Regrettably, the natural assumption in the West is to treat scientists in Russia as a default opposition to Kremlin regime. This is a mistake. Not only is a large part of Russia’s research community directly involved in the military effort, but the overwhelming majority of Russian society at large, including academia, shares the imperial delusions that led to the invasion of Ukraine. Future historians will be dissecting this phenomenon, which probably originates from a failure to provide a real de-Stalinization of Russian society in a manner similar to the de-Nazification of the German society after World War II. This goal is still obtainable but would require winning the war on the battlefields of Ukraine, the devastation of the aggressor’s economy, and holding war criminals and their enablers accountable in international criminal courts.

4. What can the scientists in the democracies of the West and the Global South do to help Ukraine?

To help Ukraine resist Russian imperial aggression, we call upon the academic and research institutions of the democratic world to join the economic and financial sanctions against the aggressors. No more business as usual, no more invitations to international conferences and programs for the aggressors.
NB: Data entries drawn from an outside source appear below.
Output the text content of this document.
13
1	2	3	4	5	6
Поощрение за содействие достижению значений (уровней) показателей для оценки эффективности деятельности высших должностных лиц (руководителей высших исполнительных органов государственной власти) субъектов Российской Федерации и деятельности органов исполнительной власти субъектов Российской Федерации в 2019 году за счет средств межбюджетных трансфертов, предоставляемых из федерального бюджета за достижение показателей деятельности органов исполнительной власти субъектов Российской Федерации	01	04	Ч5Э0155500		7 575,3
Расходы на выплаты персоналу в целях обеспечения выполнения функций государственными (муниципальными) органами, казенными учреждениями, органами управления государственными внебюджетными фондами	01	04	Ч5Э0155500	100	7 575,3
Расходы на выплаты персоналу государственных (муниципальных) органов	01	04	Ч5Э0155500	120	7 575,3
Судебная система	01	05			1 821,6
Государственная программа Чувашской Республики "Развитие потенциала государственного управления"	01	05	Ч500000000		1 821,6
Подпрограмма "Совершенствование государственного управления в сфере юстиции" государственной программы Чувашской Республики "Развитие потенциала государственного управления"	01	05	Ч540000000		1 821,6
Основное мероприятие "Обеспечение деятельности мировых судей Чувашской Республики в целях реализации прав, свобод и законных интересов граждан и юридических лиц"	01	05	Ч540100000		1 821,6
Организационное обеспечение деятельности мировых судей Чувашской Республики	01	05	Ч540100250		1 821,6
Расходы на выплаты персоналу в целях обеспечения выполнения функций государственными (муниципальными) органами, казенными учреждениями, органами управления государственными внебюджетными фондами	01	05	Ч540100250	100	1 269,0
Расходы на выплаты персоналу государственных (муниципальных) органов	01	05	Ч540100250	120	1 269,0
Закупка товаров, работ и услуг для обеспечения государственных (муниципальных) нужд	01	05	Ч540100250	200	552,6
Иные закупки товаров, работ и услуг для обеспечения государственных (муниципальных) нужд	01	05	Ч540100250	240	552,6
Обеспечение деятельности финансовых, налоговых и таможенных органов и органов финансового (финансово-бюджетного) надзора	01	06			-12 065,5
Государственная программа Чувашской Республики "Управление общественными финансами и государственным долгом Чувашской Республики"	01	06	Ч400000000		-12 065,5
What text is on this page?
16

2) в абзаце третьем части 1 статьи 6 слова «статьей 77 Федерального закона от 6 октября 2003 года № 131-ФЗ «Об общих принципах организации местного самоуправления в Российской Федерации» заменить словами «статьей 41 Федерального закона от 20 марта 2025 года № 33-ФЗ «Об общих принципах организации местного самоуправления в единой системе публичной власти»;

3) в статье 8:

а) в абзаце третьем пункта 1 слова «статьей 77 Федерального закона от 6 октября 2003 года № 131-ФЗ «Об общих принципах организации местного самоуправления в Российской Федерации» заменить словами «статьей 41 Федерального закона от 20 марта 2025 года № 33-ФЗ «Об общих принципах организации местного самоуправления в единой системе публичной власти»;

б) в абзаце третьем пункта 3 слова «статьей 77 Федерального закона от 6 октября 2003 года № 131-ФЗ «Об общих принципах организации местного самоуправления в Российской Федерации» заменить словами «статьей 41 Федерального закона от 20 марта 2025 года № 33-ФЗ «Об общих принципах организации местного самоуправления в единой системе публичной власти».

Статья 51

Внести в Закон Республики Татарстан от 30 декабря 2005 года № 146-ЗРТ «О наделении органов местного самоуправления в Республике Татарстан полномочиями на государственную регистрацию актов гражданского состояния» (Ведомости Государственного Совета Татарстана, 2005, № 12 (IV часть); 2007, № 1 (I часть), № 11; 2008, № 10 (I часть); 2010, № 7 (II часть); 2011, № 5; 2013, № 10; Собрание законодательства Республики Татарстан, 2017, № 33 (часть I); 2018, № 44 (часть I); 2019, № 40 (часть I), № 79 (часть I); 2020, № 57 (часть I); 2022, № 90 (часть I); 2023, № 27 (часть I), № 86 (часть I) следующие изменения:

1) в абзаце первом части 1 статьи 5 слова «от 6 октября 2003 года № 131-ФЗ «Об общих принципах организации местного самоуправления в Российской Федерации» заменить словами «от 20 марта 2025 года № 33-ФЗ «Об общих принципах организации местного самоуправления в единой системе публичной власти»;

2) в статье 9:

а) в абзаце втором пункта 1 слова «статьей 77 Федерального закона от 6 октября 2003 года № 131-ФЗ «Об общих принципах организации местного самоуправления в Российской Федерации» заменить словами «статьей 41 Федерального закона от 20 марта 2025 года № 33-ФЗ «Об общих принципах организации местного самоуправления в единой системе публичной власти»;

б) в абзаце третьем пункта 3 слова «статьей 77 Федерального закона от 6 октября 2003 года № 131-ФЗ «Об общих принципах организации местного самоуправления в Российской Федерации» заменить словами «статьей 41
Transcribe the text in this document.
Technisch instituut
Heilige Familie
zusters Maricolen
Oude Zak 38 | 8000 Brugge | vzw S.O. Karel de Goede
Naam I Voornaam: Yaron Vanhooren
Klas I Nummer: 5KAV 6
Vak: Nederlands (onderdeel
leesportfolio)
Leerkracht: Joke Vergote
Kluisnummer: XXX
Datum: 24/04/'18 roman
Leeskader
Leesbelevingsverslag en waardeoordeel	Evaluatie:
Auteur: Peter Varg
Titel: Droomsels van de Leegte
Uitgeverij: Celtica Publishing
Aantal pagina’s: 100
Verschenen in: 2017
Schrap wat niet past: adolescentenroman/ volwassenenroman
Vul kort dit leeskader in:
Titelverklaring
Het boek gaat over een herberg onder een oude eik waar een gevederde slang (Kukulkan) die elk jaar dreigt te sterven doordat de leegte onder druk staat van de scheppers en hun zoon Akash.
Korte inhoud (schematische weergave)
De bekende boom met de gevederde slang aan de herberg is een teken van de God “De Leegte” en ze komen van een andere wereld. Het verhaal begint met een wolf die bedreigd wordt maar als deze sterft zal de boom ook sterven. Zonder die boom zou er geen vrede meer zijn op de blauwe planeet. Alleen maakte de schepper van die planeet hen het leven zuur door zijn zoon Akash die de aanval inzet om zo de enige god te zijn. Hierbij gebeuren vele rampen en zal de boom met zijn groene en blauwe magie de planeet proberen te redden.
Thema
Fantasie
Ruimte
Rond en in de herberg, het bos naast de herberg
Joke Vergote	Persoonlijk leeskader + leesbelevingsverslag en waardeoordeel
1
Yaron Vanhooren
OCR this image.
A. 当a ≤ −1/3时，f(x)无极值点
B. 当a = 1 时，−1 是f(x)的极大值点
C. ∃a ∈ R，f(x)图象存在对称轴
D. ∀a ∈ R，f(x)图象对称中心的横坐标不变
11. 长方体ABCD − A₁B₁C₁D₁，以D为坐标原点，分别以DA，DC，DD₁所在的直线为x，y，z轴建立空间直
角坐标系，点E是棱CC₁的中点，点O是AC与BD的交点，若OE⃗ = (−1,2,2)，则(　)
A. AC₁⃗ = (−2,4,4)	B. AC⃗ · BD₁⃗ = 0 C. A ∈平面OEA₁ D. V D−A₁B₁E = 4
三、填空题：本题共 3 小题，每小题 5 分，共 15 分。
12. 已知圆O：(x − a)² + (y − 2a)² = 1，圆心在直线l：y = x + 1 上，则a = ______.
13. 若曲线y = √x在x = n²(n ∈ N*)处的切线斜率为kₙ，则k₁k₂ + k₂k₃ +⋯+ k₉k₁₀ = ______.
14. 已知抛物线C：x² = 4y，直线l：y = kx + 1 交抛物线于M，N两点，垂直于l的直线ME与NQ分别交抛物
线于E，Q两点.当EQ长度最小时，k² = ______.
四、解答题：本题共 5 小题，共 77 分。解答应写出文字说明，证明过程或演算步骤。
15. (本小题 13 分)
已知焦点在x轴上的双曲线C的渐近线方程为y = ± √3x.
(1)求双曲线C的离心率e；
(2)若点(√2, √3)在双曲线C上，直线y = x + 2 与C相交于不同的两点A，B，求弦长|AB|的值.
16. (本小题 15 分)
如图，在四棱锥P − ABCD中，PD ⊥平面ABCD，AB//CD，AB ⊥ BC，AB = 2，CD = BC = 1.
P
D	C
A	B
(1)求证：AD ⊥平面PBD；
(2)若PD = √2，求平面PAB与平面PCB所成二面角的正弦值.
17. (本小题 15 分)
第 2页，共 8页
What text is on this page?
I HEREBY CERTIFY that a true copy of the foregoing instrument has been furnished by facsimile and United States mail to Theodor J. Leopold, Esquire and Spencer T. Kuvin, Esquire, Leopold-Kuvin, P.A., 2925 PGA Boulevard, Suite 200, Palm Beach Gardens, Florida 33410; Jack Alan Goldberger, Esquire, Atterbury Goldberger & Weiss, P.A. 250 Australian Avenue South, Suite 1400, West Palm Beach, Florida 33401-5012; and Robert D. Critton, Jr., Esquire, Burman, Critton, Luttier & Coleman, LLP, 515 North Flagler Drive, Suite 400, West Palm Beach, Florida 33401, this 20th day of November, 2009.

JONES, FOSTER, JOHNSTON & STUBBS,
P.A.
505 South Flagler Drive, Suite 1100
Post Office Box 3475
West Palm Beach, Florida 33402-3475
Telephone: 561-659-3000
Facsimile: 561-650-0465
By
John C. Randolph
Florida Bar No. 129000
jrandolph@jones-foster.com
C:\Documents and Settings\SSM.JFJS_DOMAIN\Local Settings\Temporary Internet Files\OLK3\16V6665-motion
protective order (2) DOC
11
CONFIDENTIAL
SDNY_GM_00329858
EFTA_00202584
We call upon the scientific journals to enforce the compliance of all their Contributors, Reviewers and Editorial Board members with the stated ethical code of conduct common to all publishers. Obviously, we are not asking to ban all scientific publications by Russian scientists. Instead, we are requesting that their submissions are accompanied by a clear and explicit public statement condemning imperial aggression against Ukraine, and that failure to provide such a statement disqualifies the submission on the grounds of violating the publisher’s code of ethical conduct. We call upon every democratic institution and individual scientist to make a calculated decision to help Ukraine, engaged with their conscience and with the knowledge that the liberty of individuals and nations depends upon the choice they make.

Acknowledgments: The author would like to acknowledge all his past and current Ukrainian collaborators and colleagues for the inspiration for this article. I am grateful to my uncle Сергій Левицький for teaching me to be a Donetsk-born Ukrainian and to his sister Ганна for teaching me to be a scientist. I am grateful to Professor Shymansky of the Physics Department of the Taras Shevchenko National University for promoting Ukrainian identity in academia and always wearing vyshyvanka to work in 1980s; and to my Ph.D. advisor, Professor Demchenko of the Palladin Institute of Biochemistry, for teaching me how to survive in science the Spartan swimming-lesson way. I am grateful to my first postdoctoral supervisor, Professor Peter Holloway of the University of Virginia for his unwavering support of Ukraine, for bringing the sample of brominated lipids to Kyiv in late 1980s and for teaching me how to make pysanky in 1991; and to my last postdoctoral supervisor, Professor Stephen White of the University of California at Irvine, for his countless actions of support, including the editing my first letter of protest against the Russian invasion of Ukraine in 2014. And above all, the author is indebted to the Armed Forces and men and women of Ukraine for their heroic efforts in defending our country and democracy. Слава Україні!